The lighting utilized throughout the warehouse is provided by third-generation Philips LED. These lights deliver the proper light spectrum to the plants. Tailor-made light recipes mean faster growth, bigger harvests and higher quality plants. When a plant grows outdoors, it has to transform the sunlight into specific usable wavelengths, but when growing indoors, the perfect light recipe can be provided.

Urban’s produce does not grow in soil but in an organic substrate made onsite, consisting of a proprietary blend of different materials. Soil has naturally good and bad matter, but at Urban Produce, each plant type receives its own customized recipe. Finally, state-of-the-art software ensures each type of produce is attentively cared for, keeping lighting and watering schedules on point.

Just recently, the facility was USDA organic certified, and the next immediate goal to increase sustainability would be getting off the grid. In addition, the company wants to start a nonprofit foundation to take the edgy technology to third world countries and teach communities to be sustainable by growing their own foods. Currently, Urban Produce utilizes its own filtered water system, or atmospheric water generation (AWG), which consists of extracting the humidity from the air and transforming it into water. Through this process, the company obtains around 100 gallons of water per day. Due to the automated systems utilized, the plants receive the exact amount of water, and there is no runoff or excess usage. Consequently, the facility utilizes 93% less water than an average farm.

The company has a strong opinion about providing the market with nutrient dense foods. Traditionally, once a product is cut, deterioration and loss of nutrients begins. To avoid the problem, clients are provided with a tray of live product to be cut and used as needed.

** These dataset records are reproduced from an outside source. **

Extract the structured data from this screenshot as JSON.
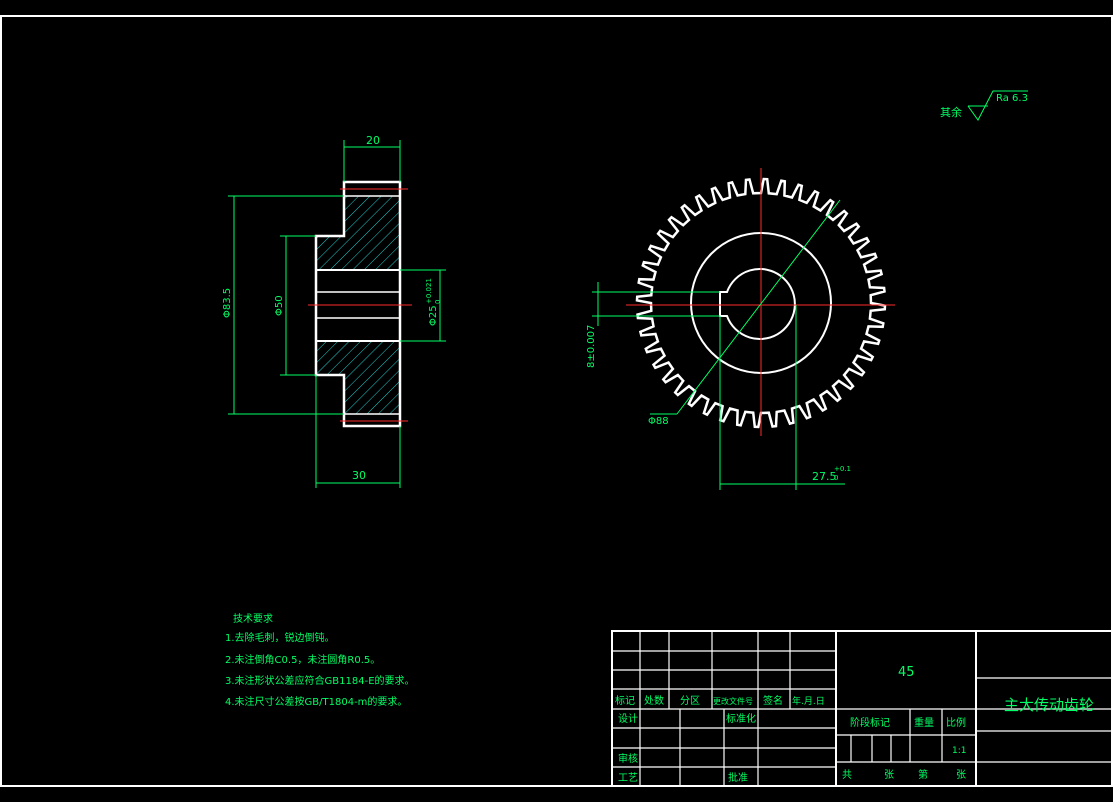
{
  "drawing": {
    "dims": {
      "hub_width": "20",
      "total_width": "30",
      "tip_diameter": "Φ83.5",
      "hub_diameter": "Φ50",
      "bore_diameter": "Φ25",
      "bore_tolerance_upper": "+0.021",
      "bore_tolerance_lower": "0",
      "circle_diameter": "Φ88",
      "keyway_width": "8±0.007",
      "keyway_depth": "27.5",
      "keyway_depth_tol_upper": "+0.1",
      "keyway_depth_tol_lower": "0"
    },
    "roughness": {
      "label": "其余",
      "value": "Ra 6.3"
    },
    "gear": {
      "teeth": 44
    }
  },
  "notes": {
    "title": "技术要求",
    "items": [
      "1.去除毛刺，锐边倒钝。",
      "2.未注倒角C0.5，未注圆角R0.5。",
      "3.未注形状公差应符合GB1184-E的要求。",
      "4.未注尺寸公差按GB/T1804-m的要求。"
    ]
  },
  "title_block": {
    "material": "45",
    "part_name": "主大传动齿轮",
    "revision_headers": [
      "标记",
      "处数",
      "分区",
      "更改文件号",
      "签名",
      "年.月.日"
    ],
    "design": "设计",
    "standardize": "标准化",
    "review": "审核",
    "process": "工艺",
    "approve": "批准",
    "stage_mark": "阶段标记",
    "weight": "重量",
    "scale": "比例",
    "scale_value": "1:1",
    "sheet_total": "共",
    "sheet_unit": "张",
    "sheet_no": "第",
    "sheet_unit2": "张"
  },
  "colors": {
    "outline": "#ffffff",
    "dimension": "#00ff66",
    "centerline": "#ff2a2a",
    "hatch": "#22cccc"
  }
}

Urban Produce is currently operating at 20% capacity. The company uses a “zero stock” system, or as Danielle mentioned, “grow on demand,” consisting of no inventory and consequently no leftovers. The company’s main focus is business-to-business and supplies distributors and food service companies, such as Fresh Point and West Central Produce, and supermarkets, such as Vons, Pavilions and Albertsons.

Today, Urban Produce is licensing its High Density Vertical Growing System (HDVGS) and is planning to build more than 100 “Urban Farms” that will create local jobs, provide fresh produce in difficult environments and ultimately reduce the carbon footprint. As revolutionary foodist Alice Waters once stressed, “Good food should be a right and not a privilege.”

Today, Urban 
Produce is licensing its High Density Vertical Growing System (HDVGS) and, in the future, is planning to build more than 100 “Urban Farms” that will create local jobs, provide fresh produce in difficult environments and ultimately reduce the carbon footprint.